The chairs are pulled neatly up to the table as though awaiting tardy guests. An overly formal bouquet of silk flowers, a melancholy replacement for the loose arrangements of bloom and scent of a year ago, sits dead center on the table’s mirror-smooth surface. A spill of mail is the only spontaneous thing in the room. Everything else seems to be in place, as it was in the living room, and Rafferty feels his spirits lift slightly. He can’t imagine Rose allowing anyone to take her-and especially Miaow-out of the house without a mammoth struggle. There should be damage everywhere. He has an adrenaline-imprinted memory of the evening in the King’s Castle Bar when she poleaxed a six-foot Aussie. Beer-blitzed, the Aussie had yanked the buttons off the blouse of an excruciatingly shy new barmaid, a tiny, wide-eyed girl just arrived from the northeast. The Aussie had taken a table and two stools down with him on his way to the floor and landed flat on his back with his eyes rolling back like fruit salad in a slot machine.

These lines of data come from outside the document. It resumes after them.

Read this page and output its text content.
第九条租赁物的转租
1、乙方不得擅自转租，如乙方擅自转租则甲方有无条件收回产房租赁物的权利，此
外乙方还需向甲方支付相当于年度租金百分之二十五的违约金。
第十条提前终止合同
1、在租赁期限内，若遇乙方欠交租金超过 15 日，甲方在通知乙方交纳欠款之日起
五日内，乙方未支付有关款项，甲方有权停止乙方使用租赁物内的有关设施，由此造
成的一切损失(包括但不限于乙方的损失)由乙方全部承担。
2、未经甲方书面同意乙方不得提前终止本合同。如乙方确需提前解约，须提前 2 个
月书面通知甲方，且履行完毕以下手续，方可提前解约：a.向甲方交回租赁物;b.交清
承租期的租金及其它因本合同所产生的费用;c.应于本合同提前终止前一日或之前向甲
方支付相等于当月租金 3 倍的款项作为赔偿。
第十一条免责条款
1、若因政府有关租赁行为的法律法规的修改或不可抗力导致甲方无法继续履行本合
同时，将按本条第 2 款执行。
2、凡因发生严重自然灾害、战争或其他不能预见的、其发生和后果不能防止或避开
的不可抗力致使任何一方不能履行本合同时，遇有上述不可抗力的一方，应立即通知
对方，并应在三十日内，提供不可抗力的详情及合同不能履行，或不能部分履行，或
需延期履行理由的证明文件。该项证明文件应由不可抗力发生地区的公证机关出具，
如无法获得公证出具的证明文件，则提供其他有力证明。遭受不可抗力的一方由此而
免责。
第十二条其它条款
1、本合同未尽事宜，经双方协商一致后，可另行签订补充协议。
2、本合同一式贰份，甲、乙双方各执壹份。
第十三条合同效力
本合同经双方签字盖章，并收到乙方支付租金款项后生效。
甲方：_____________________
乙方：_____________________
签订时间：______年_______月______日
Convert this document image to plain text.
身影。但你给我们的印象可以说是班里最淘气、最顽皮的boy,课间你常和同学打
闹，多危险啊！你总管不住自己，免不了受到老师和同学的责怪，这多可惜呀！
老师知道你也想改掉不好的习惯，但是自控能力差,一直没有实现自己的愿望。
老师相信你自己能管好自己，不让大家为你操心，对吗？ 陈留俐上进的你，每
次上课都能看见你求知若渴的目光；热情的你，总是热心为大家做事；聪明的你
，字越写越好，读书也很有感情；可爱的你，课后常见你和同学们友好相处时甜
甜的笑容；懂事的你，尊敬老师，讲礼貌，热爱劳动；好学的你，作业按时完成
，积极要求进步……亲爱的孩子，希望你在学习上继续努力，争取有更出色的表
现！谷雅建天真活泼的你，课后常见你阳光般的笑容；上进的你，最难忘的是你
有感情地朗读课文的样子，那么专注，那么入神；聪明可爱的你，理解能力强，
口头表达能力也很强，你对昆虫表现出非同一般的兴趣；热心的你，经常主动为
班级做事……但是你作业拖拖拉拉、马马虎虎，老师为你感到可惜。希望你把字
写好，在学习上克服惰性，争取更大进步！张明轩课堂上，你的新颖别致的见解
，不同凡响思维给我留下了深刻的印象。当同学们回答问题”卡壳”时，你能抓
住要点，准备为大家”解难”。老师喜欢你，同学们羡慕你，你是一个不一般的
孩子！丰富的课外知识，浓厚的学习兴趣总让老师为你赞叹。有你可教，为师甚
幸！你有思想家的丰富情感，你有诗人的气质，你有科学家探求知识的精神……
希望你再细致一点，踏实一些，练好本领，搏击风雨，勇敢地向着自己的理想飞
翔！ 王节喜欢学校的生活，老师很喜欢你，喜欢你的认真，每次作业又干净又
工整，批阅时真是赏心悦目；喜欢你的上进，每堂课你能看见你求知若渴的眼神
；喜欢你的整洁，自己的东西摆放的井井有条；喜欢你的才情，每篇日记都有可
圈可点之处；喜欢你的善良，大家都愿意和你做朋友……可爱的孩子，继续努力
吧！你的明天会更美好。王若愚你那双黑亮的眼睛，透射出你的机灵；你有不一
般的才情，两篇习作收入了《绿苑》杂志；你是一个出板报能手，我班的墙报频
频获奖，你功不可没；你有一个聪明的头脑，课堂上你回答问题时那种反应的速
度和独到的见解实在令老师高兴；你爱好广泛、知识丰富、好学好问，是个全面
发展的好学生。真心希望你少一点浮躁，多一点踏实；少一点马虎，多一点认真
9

“They would have put up more of a fight,” Rafferty says.
“If they could,” Arthit says.
The two of them stand there, listening to what they’ve just said. Rafferty says, “Arthit. I’m so sorry.”
Arthit doesn’t even glance at him. “We haven’t got time for that. Let’s go.” They take another look at the living room, Rafferty pausing to put the director’s chair upright, and then the master bedroom. Noi and Arthit’s bed is rumpled on one side: Noi’s afternoon nap, Rafferty guesses. The covers have been folded back neatly. The sheets have the sharp, topographical creases that come with sweat, although the room is cool. To Rafferty the sheets are a map of pain. He sees it in the sheets, he has seen it in the halting rhythm of Noi’s walk, he has seen it in Arthit’s face. He has never seen it in Noi’s.